1.4.8. Gestire della cooperazione pubblico-privato
Uno degli obiettivi chiave del programma GOL è rafforzare la collaborazione tra provider pubblici e privati. Una collaborazione efficace è essenziale per espandere i servizi, garantire una maggiore scelta ai beneficiari e migliorare la qualità del sostegno. Ciò può essere facilitato attraverso lo sviluppo di un sistema integrato che promuova standard comuni, riduca la frammentazione tra i provider e sostenga un monitoraggio regolare.
In questo contesto, lo sviluppo della piattaforma SIISL è stato particolarmente importante per facilitare la cooperazione tra i CPI, i provider privati accreditati e i servizi sociali. La piattaforma funge da hub digitale centrale, integrando i servizi dei sistemi di occupazione e di welfare. I beneficiari delle prestazioni registrati presso l’Istituto Nazionale della Previdenza Sociale (INPS) vengono automaticamente inseriti nella SIISL e a ciascuno viene assegnato un CPI che ne segue il percorso. Da dicembre 2024, la piattaforma è aperta a tutti gli italiani e ai cittadini stranieri in possesso di un codice fiscale italiano o di altre credenziali digitali valide. Alla fine del 2024 erano registrati oltre 2,28 milioni di utenti, con un numero destinato ad aumentare man mano che gruppi target più ampi vengono automaticamente iscritti.5 SIISL supporta i beneficiari nella creazione dei loro CV e fornisce orientamento professionale personalizzato attraverso strumenti basati sull'intelligenza artificiale, mettendo al contempo a disposizione informazioni su offerte di lavoro e opportunità di formazione.

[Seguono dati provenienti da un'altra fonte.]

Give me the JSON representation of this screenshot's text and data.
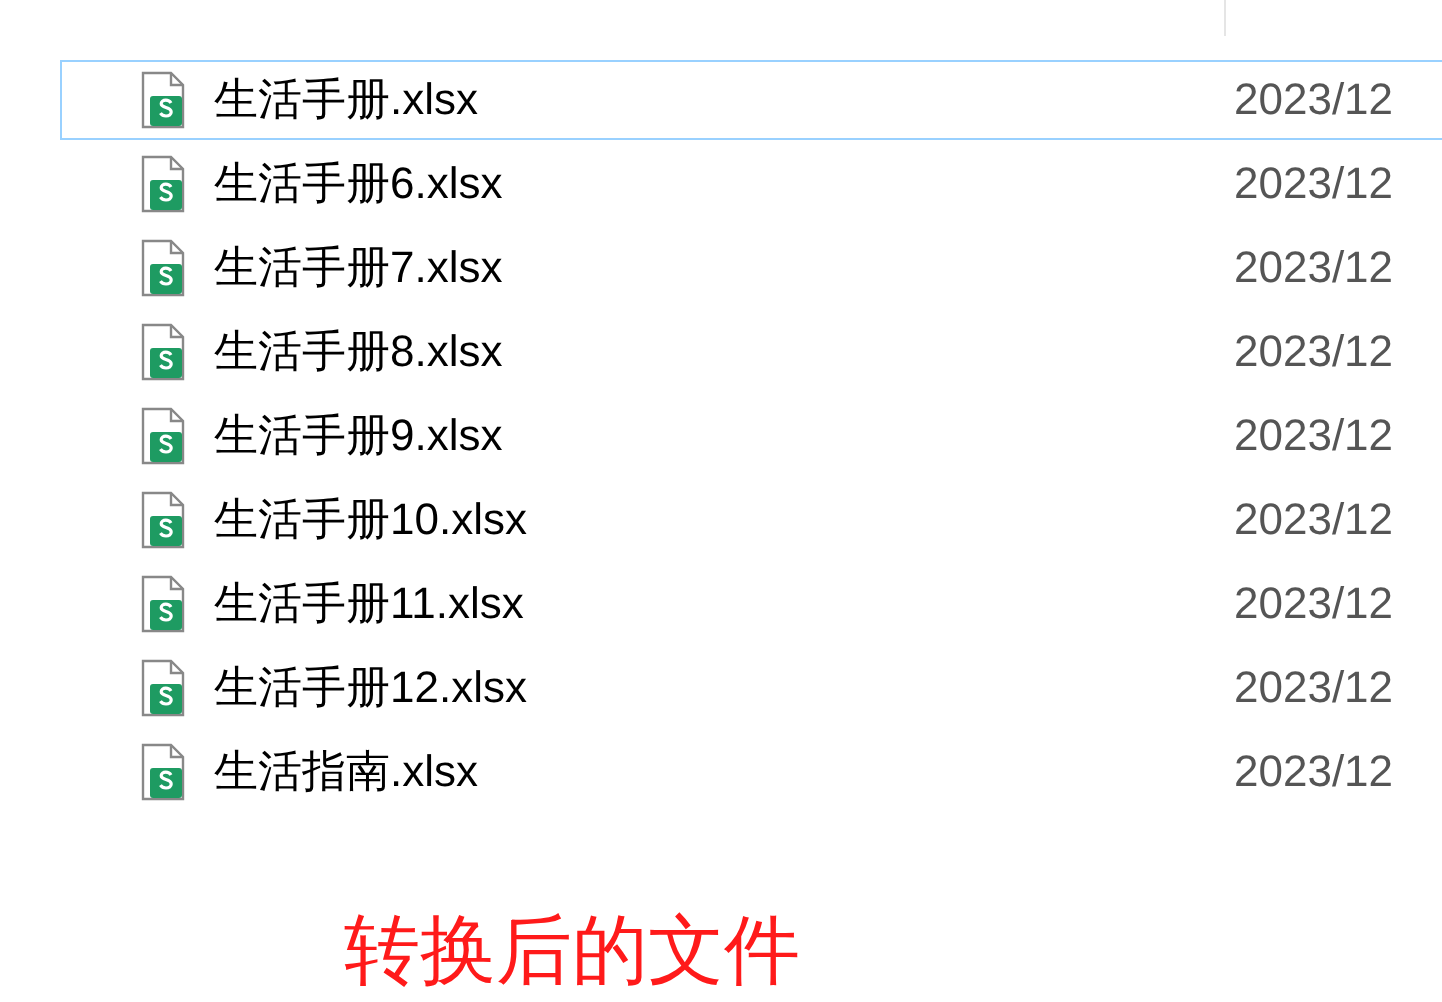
{
  "files": [
    {
      "name": "生活手册.xlsx",
      "date": "2023/12",
      "selected": true
    },
    {
      "name": "生活手册6.xlsx",
      "date": "2023/12",
      "selected": false
    },
    {
      "name": "生活手册7.xlsx",
      "date": "2023/12",
      "selected": false
    },
    {
      "name": "生活手册8.xlsx",
      "date": "2023/12",
      "selected": false
    },
    {
      "name": "生活手册9.xlsx",
      "date": "2023/12",
      "selected": false
    },
    {
      "name": "生活手册10.xlsx",
      "date": "2023/12",
      "selected": false
    },
    {
      "name": "生活手册11.xlsx",
      "date": "2023/12",
      "selected": false
    },
    {
      "name": "生活手册12.xlsx",
      "date": "2023/12",
      "selected": false
    },
    {
      "name": "生活指南.xlsx",
      "date": "2023/12",
      "selected": false
    }
  ],
  "caption": "转换后的文件"
}
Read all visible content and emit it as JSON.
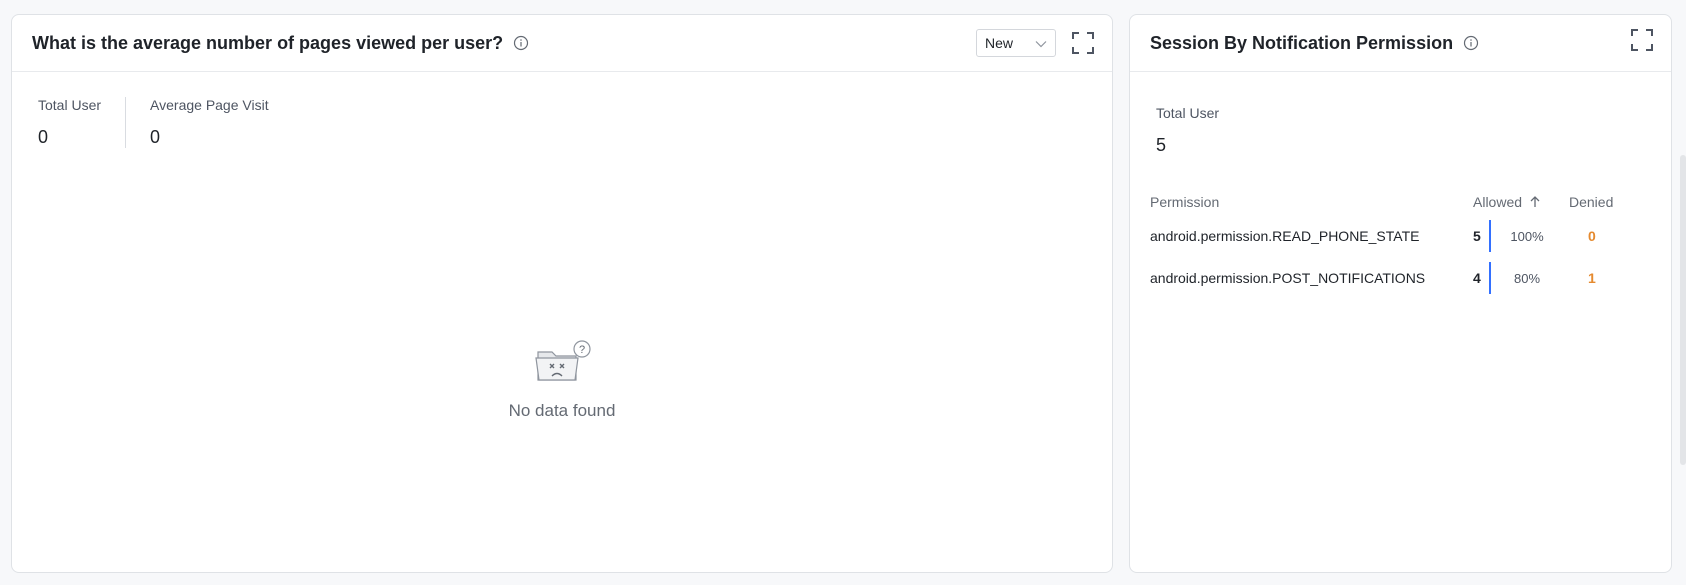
{
  "left_card": {
    "title": "What is the average number of pages viewed per user?",
    "select_value": "New",
    "stats": [
      {
        "label": "Total User",
        "value": "0"
      },
      {
        "label": "Average Page Visit",
        "value": "0"
      }
    ],
    "empty_text": "No data found"
  },
  "right_card": {
    "title": "Session By Notification Permission",
    "total_label": "Total User",
    "total_value": "5",
    "table": {
      "headers": {
        "permission": "Permission",
        "allowed": "Allowed",
        "denied": "Denied"
      },
      "rows": [
        {
          "permission": "android.permission.READ_PHONE_STATE",
          "allowed": "5",
          "allowed_pct": "100%",
          "denied": "0"
        },
        {
          "permission": "android.permission.POST_NOTIFICATIONS",
          "allowed": "4",
          "allowed_pct": "80%",
          "denied": "1"
        }
      ]
    }
  },
  "colors": {
    "accent": "#3370ff",
    "denied": "#e58a2f",
    "border": "#dfe2e6"
  },
  "icons": [
    "info-icon",
    "chevron-down-icon",
    "expand-icon",
    "sort-up-icon",
    "empty-folder-icon"
  ]
}
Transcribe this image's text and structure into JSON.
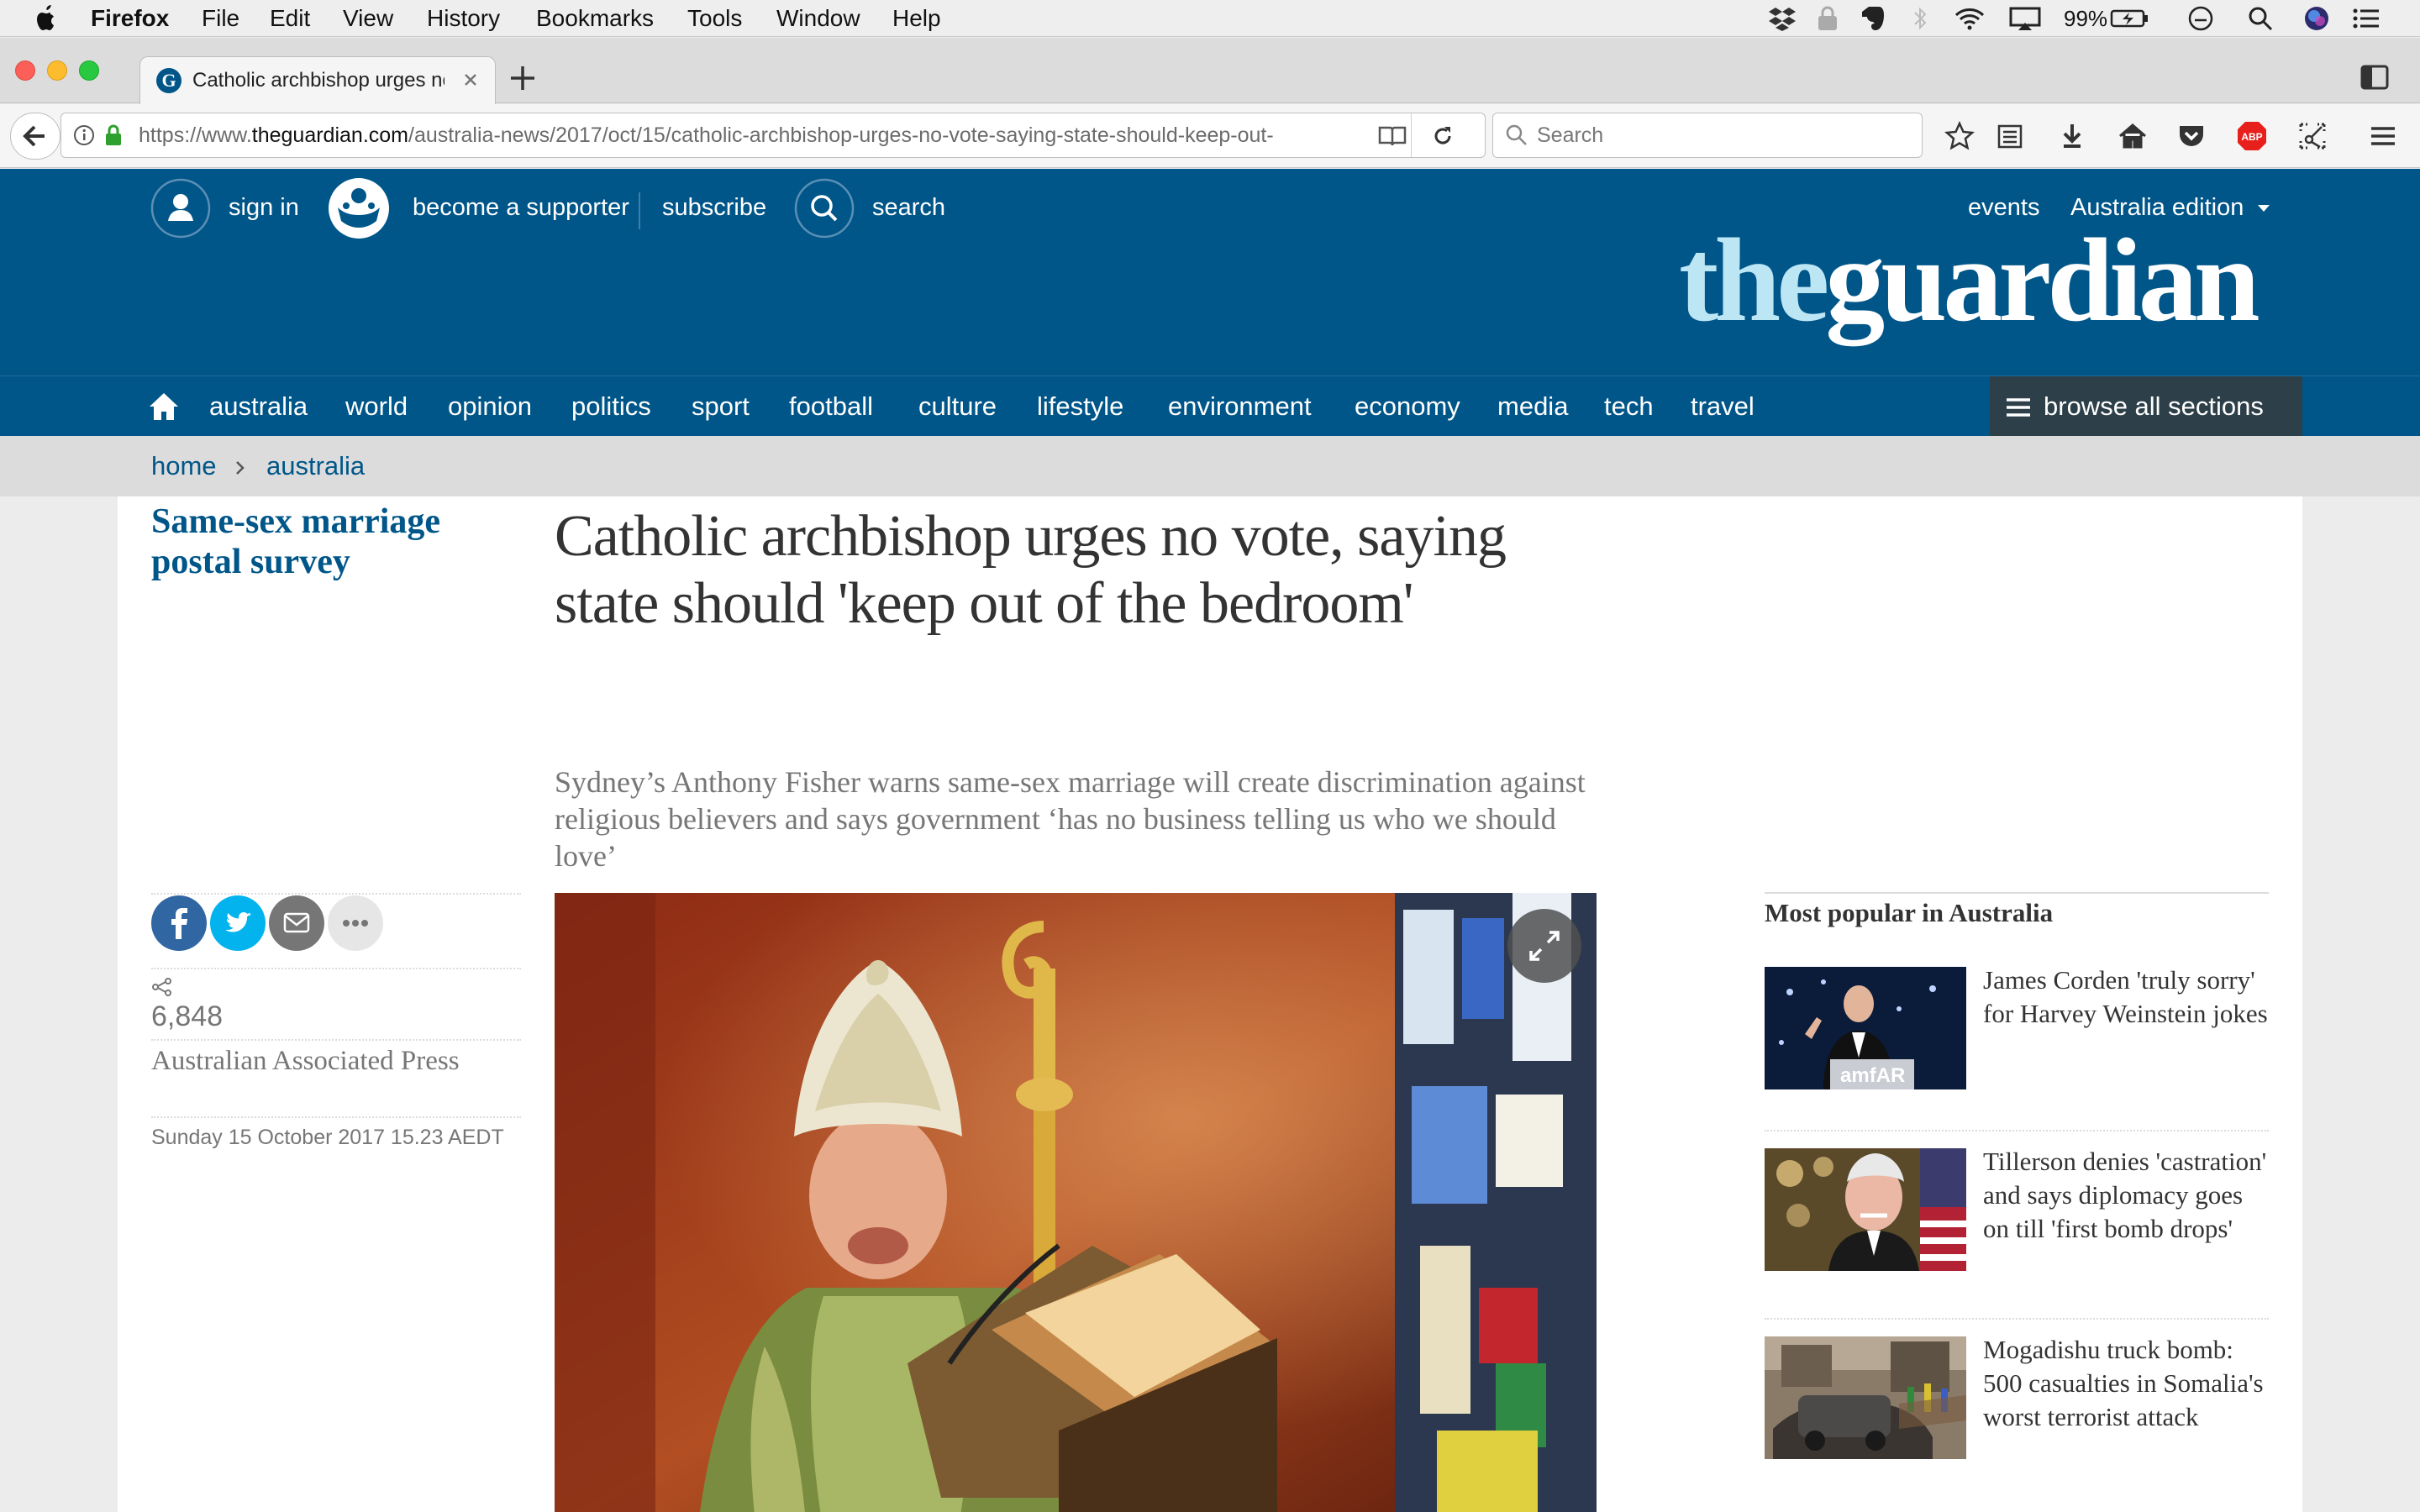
{
  "menubar": {
    "app": "Firefox",
    "items": [
      "File",
      "Edit",
      "View",
      "History",
      "Bookmarks",
      "Tools",
      "Window",
      "Help"
    ],
    "battery": "99%"
  },
  "browser": {
    "tab_title": "Catholic archbishop urges no",
    "url_prefix": "https://www.",
    "url_domain": "theguardian.com",
    "url_path": "/australia-news/2017/oct/15/catholic-archbishop-urges-no-vote-saying-state-should-keep-out-",
    "search_placeholder": "Search"
  },
  "masthead": {
    "sign_in": "sign in",
    "become_supporter": "become a supporter",
    "subscribe": "subscribe",
    "search": "search",
    "events": "events",
    "edition": "Australia edition",
    "logo_the": "the",
    "logo_guardian": "guardian"
  },
  "nav": {
    "items": [
      "australia",
      "world",
      "opinion",
      "politics",
      "sport",
      "football",
      "culture",
      "lifestyle",
      "environment",
      "economy",
      "media",
      "tech",
      "travel"
    ],
    "browse": "browse all sections"
  },
  "breadcrumb": {
    "home": "home",
    "section": "australia"
  },
  "article": {
    "series": "Same-sex marriage postal survey",
    "headline": "Catholic archbishop urges no vote, saying state should 'keep out of the bedroom'",
    "standfirst": "Sydney’s Anthony Fisher warns same-sex marriage will create discrimination against religious believers and says government ‘has no business telling us who we should love’",
    "share_count": "6,848",
    "byline": "Australian Associated Press",
    "date": "Sunday 15 October 2017 15.23 AEDT"
  },
  "popular": {
    "heading": "Most popular in Australia",
    "items": [
      {
        "title": "James Corden 'truly sorry' for Harvey Weinstein jokes",
        "thumb_caption": "amfAR"
      },
      {
        "title": "Tillerson denies 'castration' and says diplomacy goes on till 'first bomb drops'"
      },
      {
        "title": "Mogadishu truck bomb: 500 casualties in Somalia's worst terrorist attack"
      }
    ]
  },
  "colors": {
    "guardian_blue": "#005689",
    "logo_light": "#bde6f5",
    "browse_bg": "#2d3f49",
    "breadcrumb_bg": "#dcdcdc"
  }
}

Lo sviluppo di dashboard di performance in tempo reale con dati sul numero di beneficiari, la loro distribuzione geografica e i profili professionali consente ai provider di avere una visione molto più chiara della domanda prevista per gestire le loro esigenze quotidiane in termini di risorse. I dati del SIISL rivelano squilibri geografici tra i luoghi in cui viene erogata la formazione e quelli in cui si concentrano le offerte di lavoro, in particolare tra il sud e il nord dell’Italia. Sono evidenti anche squilibri occupazionali tra l’offerta di persone in cerca di lavoro e la domanda dei datori di lavoro, con settori come la logistica che segnalano persistenti carenze di manodopera. Una volta integrate con il SIISL, le regioni potranno accedere ai dati sui posti vacanti disponibili e sulle opportunità di formazione all’interno e al di fuori della propria regione.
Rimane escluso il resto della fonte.